Victoria Bernardo⁎, Judith Martín-de León, Ester Laguna-Gutiérrez, Miguel Ángel Rodríguez-Pérez
Cellular Materials Laboratory (CellMat), Condensed Matter Physics Department, University of Valladolid, Campus Miguel Delibes, Paseo de Belén n7, 47011 Valladolid, Spain
In this work, a new system based on poly(methyl methacrylate) (PMMA) sepiolite nanocomposites that allow producing nanocellular polymers by using the gas dissolution foaming technique is described. Nanocomposites with different nanoparticle types and contents have been produced by extrusion. From these blends, cellular materials have been fabricated using the so-called gas dissolution foaming method. An extensive study of the effect of the processing parameters (saturation pressure and foaming temperature) on the cellular materials produced has been performed. Results showed that among the three sepiolites used, only those modified with a quaternary ammonium salt are suitable for being used as nucleating agents in PMMA. With these nanoparticles bimodal cellular polymers, with micro and nanometric cells, have been produced.
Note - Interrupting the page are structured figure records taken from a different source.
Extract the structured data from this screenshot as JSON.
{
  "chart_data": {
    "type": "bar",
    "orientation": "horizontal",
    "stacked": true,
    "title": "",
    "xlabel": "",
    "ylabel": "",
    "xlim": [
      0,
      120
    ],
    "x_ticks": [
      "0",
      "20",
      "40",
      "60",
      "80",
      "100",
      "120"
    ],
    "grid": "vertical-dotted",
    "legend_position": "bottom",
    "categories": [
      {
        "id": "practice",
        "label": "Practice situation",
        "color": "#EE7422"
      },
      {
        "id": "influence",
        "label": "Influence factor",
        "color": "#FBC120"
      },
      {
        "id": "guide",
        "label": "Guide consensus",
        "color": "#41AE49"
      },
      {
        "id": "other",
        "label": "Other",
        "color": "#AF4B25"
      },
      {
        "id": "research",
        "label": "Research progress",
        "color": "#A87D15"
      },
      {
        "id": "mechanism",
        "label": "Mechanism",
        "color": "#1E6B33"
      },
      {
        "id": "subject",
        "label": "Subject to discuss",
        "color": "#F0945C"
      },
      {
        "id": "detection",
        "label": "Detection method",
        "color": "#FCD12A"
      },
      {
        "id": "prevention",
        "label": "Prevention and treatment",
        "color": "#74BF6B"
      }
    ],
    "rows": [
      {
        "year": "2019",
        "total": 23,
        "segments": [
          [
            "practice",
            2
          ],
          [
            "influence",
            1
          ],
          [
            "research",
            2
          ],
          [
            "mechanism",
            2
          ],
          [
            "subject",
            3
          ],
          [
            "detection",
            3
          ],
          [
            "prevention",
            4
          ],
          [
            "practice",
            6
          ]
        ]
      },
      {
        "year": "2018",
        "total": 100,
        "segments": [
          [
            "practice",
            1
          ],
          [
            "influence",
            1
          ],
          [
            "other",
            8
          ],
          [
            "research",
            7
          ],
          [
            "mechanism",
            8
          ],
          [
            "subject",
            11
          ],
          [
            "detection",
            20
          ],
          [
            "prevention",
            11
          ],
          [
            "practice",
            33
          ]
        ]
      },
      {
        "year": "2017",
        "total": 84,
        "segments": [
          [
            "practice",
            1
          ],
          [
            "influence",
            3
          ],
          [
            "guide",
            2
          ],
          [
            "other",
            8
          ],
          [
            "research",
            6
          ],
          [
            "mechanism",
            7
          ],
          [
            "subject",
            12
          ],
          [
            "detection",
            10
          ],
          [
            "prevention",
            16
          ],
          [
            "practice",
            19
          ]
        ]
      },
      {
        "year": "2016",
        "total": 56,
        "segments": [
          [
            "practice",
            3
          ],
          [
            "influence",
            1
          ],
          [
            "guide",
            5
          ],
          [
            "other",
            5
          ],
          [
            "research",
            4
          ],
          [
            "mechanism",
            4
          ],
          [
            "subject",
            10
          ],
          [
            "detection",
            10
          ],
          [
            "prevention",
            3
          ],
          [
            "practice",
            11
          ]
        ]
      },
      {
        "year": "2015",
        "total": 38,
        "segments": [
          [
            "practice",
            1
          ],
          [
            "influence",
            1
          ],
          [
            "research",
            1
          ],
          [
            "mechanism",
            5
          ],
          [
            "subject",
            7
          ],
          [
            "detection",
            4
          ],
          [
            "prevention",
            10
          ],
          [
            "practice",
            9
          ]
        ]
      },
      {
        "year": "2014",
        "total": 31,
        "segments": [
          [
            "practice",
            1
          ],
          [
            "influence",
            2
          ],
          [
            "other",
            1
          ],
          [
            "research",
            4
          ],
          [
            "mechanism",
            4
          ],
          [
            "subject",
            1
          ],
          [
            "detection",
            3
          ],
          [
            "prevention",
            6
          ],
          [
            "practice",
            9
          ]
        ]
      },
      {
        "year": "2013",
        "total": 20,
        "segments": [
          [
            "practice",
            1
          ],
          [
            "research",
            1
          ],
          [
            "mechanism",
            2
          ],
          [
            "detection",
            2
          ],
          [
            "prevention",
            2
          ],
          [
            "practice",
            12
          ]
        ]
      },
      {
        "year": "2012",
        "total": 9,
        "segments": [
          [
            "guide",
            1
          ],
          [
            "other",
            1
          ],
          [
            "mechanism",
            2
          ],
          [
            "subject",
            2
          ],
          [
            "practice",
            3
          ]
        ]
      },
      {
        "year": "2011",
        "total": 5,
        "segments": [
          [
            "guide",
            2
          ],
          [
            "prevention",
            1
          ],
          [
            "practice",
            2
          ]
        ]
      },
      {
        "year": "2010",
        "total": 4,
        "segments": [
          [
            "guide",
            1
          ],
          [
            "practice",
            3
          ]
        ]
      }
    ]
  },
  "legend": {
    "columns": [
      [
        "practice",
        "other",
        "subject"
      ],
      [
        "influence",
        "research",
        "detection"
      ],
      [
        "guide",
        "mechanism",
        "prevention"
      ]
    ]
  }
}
Cell sizes in the range of 300–500 nm and cell densities of the order of 1013–1014 nuclei/cm3 have been obtained in the nanocellular region. A foaming temperature of 80 °C and a wide range of saturation pressures (between 10 and 30 MPa) and low particle contents (between 0.5 and 1.5 wt%) allow obtaining these materials. Furthermore, it has been found that cell size in the nanometric population can be controlled by means of the particles content; a reduction in the cell size is obtained when the particles content increases. Finally, results indicate that an increase in the foaming temperature leads to cellular nanocomposites with lower relative densities (below 0.21) and larger cell sizes (above 450 nm).